Oblomov19 · 06/08/2019 12:13

You cheated on him and he's never got over it. When he gets drunk that nasty side of his character, and the hurt, comes out.

This is not ok. Will counselling even repair the damage done? I suspect not.

Oblomov19 · 06/08/2019 12:13

You cheated on him and he's never got over it. When he gets drunk that nasty side of his character, and the hurt, comes out.

This is not ok. Will counselling even repair the damage done? I suspect not.

HollowTalk · 06/08/2019 12:22

Couples counselling with that prick? No way.

Did he move into your house, OP?

HollowTalk · 06/08/2019 12:22

Couples counselling with that prick? No way.

Did he move into your house, OP?

Jmbwl · 06/08/2019 12:40

Yeah he lives in my house with me, and yeah I did when I was 16 but that’s 14 years ago and if it scarred him that much why did he get back with me 3 years ago which is what I keep asking him and he just said he doesn’t know

OP posts:
lialiana · 06/08/2019 12:44

Struggling to get over you cheating on him all those years ago does not give him the right to deliberately hurt you. You deserve better, and you can't have your kids learn that this the way to treat people.

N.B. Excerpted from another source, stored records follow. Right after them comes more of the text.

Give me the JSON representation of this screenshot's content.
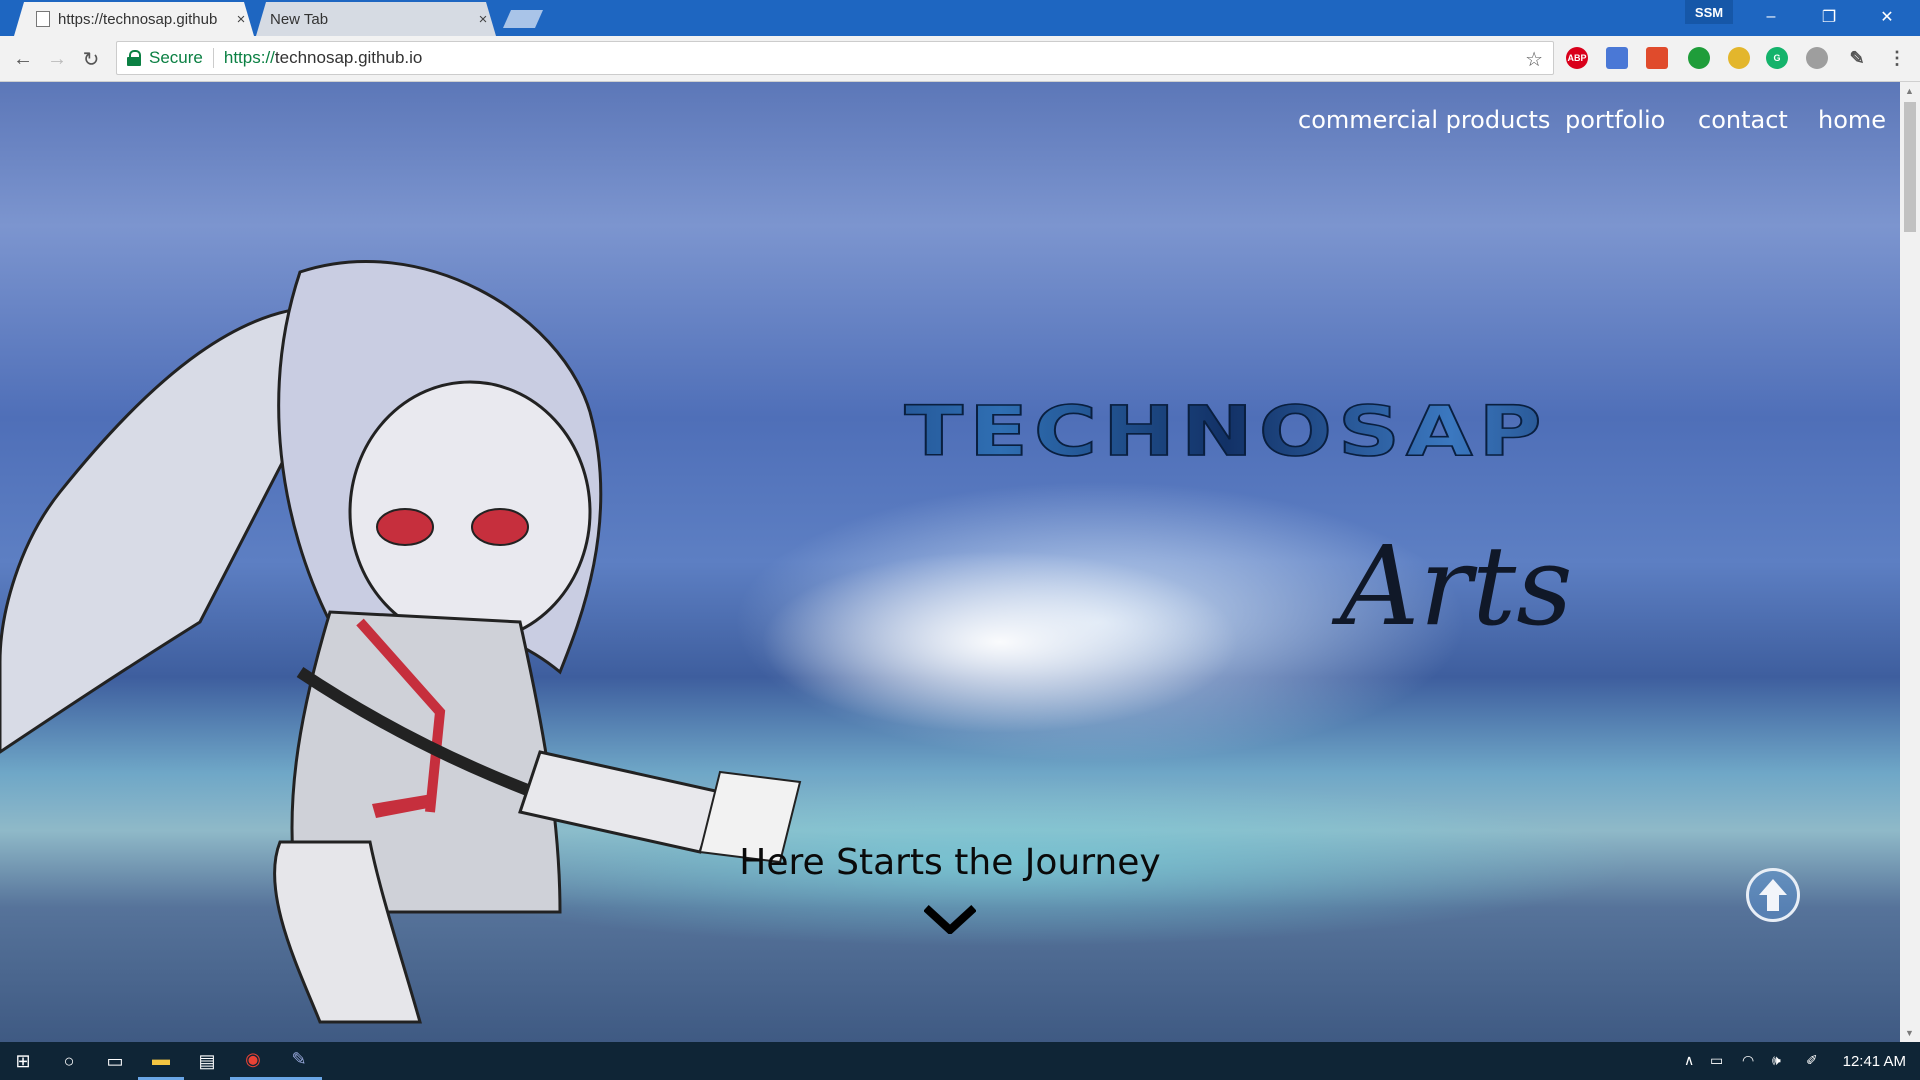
{
  "browser": {
    "tabs": [
      {
        "title": "https://technosap.github",
        "close": "×"
      },
      {
        "title": "New Tab",
        "close": "×"
      }
    ],
    "profile": "SSM",
    "window_controls": {
      "minimize": "–",
      "restore": "❐",
      "close": "✕"
    },
    "omnibox": {
      "secure_label": "Secure",
      "scheme": "https://",
      "host": "technosap.github.io"
    },
    "extensions": [
      {
        "name": "adblock-plus-icon",
        "label": "ABP",
        "color": "#d9001b"
      },
      {
        "name": "translate-icon",
        "label": "",
        "color": "#4a78d6"
      },
      {
        "name": "extension-icon",
        "label": "",
        "color": "#e04b2c"
      },
      {
        "name": "chat-extension-icon",
        "label": "",
        "color": "#1f9d3a"
      },
      {
        "name": "ring-extension-icon",
        "label": "",
        "color": "#e3b62c"
      },
      {
        "name": "grammarly-icon",
        "label": "G",
        "color": "#14b36b"
      },
      {
        "name": "drive-icon",
        "label": "",
        "color": "#9e9e9e"
      },
      {
        "name": "eyedropper-icon",
        "label": "",
        "color": "#555555"
      }
    ]
  },
  "site": {
    "nav": [
      "commercial products",
      "portfolio",
      "contact",
      "home"
    ],
    "logo_text": "TECHNOSAP",
    "logo_script": "Arts",
    "hero_heading": "Here Starts the Journey"
  },
  "taskbar": {
    "time": "12:41 AM"
  }
}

MollyButton · 06/08/2019 12:51

You didn't cause this.
You can't cure it.
And you can't control it.

Just as with his drinking problems.

You can though get over him.
The first step is to put as much space between him and you as possible. Limit interaction to be about the children, and limit the means of communication there to the minimum. Even in the short term have a friend or someone monitor it for you.
Then get counselling for yourself. There is probably a lot to work on, including the background to you ending up in the hostel in the first place.
You need to build up your self worth. To see he is damaged. And you are quite probably very damaging to each other - partly because of your shared history.

Jmbwl · 06/08/2019 20:49

I came home calmly got my babies took them to my nans, I then returned and spoke with him after a three hour chat we have decided that parting ways is for the best. I actually feel free I’m absolutely gutted but I’m free

OP posts:
RunoutofKitKats · 06/08/2019 22:08

Well done, good decision, he sounds like an awful human being.

Take care of yourself in the coming weeks it's often a difficult time. Go no contact if you can and maybe write a list of all the horrible things he's done and read it back to yourself in moments when you're wavering. Freedom programme would be good too.

Good luck with everything and here's to a brighter future x

pog100 · 06/08/2019 23:38

Clearly much the best decision, well done.

SwordofGryffindor · 06/08/2019 23:59

OP.. A hostel when you where only 16. You've had a very rough life fair play to you for surfing it all.

You deserve happiness after that and should leave him. Feic him

SandyY2K · 07/08/2019 01:55

Good on you for seeing sense. He's not worth it.

Shooturlocalmethdealer · 07/08/2019 02:36

A drunk mans talk is a sober mans thought. Leave.